I expect to be a weekly customer, until such time as Cleveland Park gets its own upgraded, new and improved supermarket. (Why don't we have such a thing already? Hmmm....I don't think I'll get into that, lest I be accused of sneaking an editorial into what's supposed to be my quirky-cute column on life in the city. But I do need to toss out this observation: That a store of this size and scope can be designed to fit in comfortably, even charmingly, into a low-scale historic neighborhood, without causing traffic backups or any other widely-feared effects.
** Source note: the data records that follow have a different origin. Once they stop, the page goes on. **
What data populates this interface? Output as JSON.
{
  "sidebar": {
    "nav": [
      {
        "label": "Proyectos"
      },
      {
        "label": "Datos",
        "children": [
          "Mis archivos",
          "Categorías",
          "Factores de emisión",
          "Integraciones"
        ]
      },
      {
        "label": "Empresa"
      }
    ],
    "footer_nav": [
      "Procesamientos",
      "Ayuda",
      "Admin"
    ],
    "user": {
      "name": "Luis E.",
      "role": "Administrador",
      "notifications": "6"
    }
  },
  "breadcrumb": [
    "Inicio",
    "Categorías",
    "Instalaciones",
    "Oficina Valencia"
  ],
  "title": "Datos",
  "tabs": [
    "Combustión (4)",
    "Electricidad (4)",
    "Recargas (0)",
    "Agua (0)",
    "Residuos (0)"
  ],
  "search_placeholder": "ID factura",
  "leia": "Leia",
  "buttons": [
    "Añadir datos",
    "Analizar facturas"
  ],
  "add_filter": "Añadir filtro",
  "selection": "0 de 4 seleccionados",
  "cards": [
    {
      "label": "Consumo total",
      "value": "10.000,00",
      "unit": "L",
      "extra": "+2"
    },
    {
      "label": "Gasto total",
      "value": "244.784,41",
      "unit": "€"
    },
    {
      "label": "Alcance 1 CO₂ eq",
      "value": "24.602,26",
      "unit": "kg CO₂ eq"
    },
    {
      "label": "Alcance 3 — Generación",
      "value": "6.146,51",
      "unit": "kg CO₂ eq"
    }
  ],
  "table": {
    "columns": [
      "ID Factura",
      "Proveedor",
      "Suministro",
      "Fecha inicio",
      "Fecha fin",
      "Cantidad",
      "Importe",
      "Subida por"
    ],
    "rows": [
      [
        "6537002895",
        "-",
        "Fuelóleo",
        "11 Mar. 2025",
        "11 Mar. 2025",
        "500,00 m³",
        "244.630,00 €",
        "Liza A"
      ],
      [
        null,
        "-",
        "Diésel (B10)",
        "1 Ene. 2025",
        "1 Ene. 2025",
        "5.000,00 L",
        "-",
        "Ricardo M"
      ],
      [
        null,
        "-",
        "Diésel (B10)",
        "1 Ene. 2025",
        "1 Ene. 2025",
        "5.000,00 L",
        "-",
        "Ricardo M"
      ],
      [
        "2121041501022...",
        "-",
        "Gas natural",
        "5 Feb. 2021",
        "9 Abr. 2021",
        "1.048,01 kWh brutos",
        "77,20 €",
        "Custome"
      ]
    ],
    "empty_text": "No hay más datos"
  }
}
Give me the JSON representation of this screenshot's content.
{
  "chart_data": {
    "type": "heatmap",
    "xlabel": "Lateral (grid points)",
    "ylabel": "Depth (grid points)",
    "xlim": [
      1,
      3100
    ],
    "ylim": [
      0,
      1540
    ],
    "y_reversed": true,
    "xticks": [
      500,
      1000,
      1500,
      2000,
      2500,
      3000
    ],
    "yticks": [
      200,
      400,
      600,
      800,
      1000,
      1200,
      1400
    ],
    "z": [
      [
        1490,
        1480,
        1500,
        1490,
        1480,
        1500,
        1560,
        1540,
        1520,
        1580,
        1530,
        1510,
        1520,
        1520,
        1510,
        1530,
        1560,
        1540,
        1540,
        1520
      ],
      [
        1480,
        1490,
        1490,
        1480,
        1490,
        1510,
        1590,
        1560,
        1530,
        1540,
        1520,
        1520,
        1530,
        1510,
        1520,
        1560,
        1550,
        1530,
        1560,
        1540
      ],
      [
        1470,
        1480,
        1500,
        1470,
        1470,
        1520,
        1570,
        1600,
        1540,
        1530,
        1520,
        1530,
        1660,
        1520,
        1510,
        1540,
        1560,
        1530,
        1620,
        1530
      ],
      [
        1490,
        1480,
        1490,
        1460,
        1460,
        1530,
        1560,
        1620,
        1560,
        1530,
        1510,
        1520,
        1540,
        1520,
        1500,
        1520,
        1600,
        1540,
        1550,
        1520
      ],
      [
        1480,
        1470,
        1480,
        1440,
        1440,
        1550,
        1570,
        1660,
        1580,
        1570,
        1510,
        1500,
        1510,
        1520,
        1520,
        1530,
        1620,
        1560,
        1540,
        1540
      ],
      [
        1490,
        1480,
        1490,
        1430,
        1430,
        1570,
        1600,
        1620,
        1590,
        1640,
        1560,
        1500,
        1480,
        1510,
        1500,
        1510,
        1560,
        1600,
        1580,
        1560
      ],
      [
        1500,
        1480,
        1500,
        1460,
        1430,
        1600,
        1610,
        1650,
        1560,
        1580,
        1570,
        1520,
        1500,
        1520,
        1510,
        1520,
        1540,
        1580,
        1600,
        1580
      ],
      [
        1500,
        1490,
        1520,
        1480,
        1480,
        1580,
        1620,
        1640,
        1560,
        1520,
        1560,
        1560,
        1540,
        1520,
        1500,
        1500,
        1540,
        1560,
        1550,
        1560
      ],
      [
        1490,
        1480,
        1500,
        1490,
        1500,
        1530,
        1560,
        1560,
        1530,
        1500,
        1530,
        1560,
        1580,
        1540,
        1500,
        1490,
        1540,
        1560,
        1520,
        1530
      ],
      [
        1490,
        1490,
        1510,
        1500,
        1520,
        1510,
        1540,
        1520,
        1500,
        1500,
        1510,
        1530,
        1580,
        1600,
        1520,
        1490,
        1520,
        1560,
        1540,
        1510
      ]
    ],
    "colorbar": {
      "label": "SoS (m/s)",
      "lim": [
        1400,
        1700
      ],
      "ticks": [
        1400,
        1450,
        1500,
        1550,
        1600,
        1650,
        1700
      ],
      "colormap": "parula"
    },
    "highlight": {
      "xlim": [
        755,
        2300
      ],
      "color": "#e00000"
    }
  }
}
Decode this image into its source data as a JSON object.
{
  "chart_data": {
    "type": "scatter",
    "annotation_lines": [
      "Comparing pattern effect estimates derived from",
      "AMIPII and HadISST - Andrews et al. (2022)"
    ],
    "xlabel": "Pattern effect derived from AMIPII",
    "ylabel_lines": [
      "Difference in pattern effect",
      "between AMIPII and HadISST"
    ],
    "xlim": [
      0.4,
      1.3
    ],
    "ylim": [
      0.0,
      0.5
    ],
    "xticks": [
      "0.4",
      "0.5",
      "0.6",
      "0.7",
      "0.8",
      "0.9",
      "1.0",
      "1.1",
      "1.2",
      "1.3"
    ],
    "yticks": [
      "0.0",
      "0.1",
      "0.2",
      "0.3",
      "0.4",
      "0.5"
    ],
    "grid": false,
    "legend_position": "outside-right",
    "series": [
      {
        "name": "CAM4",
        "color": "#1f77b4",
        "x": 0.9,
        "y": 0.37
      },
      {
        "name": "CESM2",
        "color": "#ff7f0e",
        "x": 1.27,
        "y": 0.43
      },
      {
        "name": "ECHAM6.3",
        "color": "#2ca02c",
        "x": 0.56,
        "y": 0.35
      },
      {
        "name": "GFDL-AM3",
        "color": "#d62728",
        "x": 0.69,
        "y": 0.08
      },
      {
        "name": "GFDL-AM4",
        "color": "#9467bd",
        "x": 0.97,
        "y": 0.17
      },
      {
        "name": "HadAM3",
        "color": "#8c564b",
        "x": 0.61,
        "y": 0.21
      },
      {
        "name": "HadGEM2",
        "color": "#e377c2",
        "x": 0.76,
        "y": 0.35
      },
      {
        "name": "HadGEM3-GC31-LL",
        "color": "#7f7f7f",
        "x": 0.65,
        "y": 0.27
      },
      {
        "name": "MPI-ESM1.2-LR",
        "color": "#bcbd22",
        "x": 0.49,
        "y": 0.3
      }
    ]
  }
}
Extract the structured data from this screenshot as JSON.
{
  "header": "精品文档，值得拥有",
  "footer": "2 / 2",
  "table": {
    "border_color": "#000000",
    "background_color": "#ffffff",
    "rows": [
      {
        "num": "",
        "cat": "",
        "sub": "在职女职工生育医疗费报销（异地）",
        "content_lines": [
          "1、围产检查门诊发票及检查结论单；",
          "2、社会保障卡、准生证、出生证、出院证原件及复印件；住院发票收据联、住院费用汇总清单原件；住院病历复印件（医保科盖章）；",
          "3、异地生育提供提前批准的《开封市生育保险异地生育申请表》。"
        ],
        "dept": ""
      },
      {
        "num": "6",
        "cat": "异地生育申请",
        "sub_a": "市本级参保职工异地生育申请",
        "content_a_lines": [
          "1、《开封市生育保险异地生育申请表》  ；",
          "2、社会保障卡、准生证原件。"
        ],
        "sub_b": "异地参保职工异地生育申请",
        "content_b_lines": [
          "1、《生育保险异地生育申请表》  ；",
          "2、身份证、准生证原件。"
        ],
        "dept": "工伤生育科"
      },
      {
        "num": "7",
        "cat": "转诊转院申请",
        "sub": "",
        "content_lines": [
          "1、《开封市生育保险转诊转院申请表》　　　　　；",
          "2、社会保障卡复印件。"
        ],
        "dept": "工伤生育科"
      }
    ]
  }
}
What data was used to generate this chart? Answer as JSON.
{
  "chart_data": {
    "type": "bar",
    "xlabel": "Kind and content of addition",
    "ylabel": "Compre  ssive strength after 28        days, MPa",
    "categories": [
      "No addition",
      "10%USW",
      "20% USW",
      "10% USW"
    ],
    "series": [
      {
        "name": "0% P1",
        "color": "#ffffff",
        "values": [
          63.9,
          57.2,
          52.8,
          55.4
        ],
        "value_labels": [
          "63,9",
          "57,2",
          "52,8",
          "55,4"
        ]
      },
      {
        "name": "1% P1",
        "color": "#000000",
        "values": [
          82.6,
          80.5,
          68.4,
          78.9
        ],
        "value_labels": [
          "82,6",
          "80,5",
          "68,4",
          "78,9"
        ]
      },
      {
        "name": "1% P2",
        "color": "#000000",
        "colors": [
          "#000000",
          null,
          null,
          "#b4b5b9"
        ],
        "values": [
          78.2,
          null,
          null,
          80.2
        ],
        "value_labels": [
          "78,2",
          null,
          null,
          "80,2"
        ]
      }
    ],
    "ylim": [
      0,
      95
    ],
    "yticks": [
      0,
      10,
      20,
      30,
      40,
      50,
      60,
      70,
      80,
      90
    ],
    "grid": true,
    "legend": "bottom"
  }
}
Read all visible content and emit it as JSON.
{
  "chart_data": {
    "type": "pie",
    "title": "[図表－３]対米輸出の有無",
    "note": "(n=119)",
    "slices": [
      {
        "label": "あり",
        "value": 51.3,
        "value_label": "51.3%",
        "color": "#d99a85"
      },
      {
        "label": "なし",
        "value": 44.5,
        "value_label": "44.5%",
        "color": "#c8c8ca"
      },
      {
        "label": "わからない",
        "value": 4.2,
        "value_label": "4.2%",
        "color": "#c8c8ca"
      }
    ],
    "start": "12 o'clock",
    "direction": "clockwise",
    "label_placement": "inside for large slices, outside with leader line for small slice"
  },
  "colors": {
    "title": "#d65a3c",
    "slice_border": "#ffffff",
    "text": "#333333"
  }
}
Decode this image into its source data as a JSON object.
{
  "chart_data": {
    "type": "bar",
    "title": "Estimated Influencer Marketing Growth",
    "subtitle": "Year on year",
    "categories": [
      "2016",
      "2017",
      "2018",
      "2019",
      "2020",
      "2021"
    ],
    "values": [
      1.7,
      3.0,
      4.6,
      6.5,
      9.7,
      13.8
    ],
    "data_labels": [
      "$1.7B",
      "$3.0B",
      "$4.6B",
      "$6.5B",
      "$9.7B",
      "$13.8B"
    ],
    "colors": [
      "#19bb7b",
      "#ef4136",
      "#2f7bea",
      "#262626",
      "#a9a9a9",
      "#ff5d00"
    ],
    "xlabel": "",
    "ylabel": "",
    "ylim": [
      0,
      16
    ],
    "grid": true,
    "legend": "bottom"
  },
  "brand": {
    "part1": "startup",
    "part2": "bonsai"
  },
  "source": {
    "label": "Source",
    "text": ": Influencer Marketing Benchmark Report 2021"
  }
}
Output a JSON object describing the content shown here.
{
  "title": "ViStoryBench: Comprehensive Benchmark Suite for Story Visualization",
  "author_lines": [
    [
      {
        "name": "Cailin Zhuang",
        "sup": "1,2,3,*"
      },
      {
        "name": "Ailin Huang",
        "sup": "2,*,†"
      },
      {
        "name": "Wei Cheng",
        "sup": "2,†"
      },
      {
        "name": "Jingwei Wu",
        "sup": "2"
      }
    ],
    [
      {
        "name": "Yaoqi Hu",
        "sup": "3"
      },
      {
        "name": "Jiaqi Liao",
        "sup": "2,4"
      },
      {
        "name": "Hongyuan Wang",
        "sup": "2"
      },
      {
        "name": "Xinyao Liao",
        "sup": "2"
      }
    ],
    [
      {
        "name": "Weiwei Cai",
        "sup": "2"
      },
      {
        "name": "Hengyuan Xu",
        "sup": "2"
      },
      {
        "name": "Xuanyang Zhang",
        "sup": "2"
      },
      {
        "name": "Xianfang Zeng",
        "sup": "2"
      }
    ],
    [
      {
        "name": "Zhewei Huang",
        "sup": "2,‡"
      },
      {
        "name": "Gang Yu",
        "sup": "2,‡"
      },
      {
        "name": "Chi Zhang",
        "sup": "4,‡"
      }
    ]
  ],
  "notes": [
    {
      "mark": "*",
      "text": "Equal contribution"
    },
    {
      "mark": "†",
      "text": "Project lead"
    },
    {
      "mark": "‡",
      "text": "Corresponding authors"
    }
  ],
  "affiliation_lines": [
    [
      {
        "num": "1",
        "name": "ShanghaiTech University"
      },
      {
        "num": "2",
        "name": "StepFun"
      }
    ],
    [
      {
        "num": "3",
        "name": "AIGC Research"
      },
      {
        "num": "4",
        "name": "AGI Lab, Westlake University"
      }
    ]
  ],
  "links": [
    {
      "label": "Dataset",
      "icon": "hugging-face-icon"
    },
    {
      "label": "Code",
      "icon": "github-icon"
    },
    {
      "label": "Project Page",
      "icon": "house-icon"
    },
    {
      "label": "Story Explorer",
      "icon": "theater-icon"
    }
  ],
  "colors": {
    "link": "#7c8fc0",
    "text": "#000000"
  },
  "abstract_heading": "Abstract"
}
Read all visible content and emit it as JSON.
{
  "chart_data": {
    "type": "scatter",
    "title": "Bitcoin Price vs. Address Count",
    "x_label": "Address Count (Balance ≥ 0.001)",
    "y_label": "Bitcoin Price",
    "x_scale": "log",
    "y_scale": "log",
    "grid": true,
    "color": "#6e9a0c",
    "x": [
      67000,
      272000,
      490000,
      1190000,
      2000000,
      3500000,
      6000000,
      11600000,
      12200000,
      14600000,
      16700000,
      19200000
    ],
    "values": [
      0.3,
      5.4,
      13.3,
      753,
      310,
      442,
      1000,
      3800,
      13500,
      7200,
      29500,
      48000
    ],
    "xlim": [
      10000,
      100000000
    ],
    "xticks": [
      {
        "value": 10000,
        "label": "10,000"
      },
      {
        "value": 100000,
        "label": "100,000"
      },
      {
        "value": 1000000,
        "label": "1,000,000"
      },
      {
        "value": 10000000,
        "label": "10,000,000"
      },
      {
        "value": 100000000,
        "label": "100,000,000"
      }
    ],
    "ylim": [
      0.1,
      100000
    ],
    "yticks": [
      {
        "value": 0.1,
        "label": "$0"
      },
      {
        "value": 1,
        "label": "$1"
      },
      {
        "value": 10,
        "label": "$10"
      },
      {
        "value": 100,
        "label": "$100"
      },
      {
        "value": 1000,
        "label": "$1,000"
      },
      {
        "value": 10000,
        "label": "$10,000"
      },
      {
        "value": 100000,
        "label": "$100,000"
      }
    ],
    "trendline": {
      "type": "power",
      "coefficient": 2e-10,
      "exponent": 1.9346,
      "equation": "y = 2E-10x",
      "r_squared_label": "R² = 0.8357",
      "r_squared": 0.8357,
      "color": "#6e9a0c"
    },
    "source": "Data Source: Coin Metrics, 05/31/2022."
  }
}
Go take a look and see the example in action yourself.) I digress. I didn't mean to talk about anything but this Safeway. There's one thing I'm sure my single readers will want to know: Is it still the "Social Safeway"? Yes, and now more than ever, it lives up to its reputation. You can linger over the melons just as you did in the past, waiting for that someone of your dreams to seek your counsel on the question of firmness and ripeness. But now you have other choices as well: Looking to meet a hiker? Hang out at the trail mix bins. Or find a fellow caffeine addict at the Starbucks. Wait for a wasabi lover at the sushi bar. You get the idea. (And if you do find your soulmate while shopping at the Social Safeway or in any other consumer-related excursion, I'd be interested to hear your story, perhaps for a future column. Bill and I met at a Safeway -- in a manner of speaking. But that's a story I'm saving for another column, perhaps sometime in October, around our 22nd anniversary.
-------------------
Published on the Cleveland Park Listserv, May 7, 2010.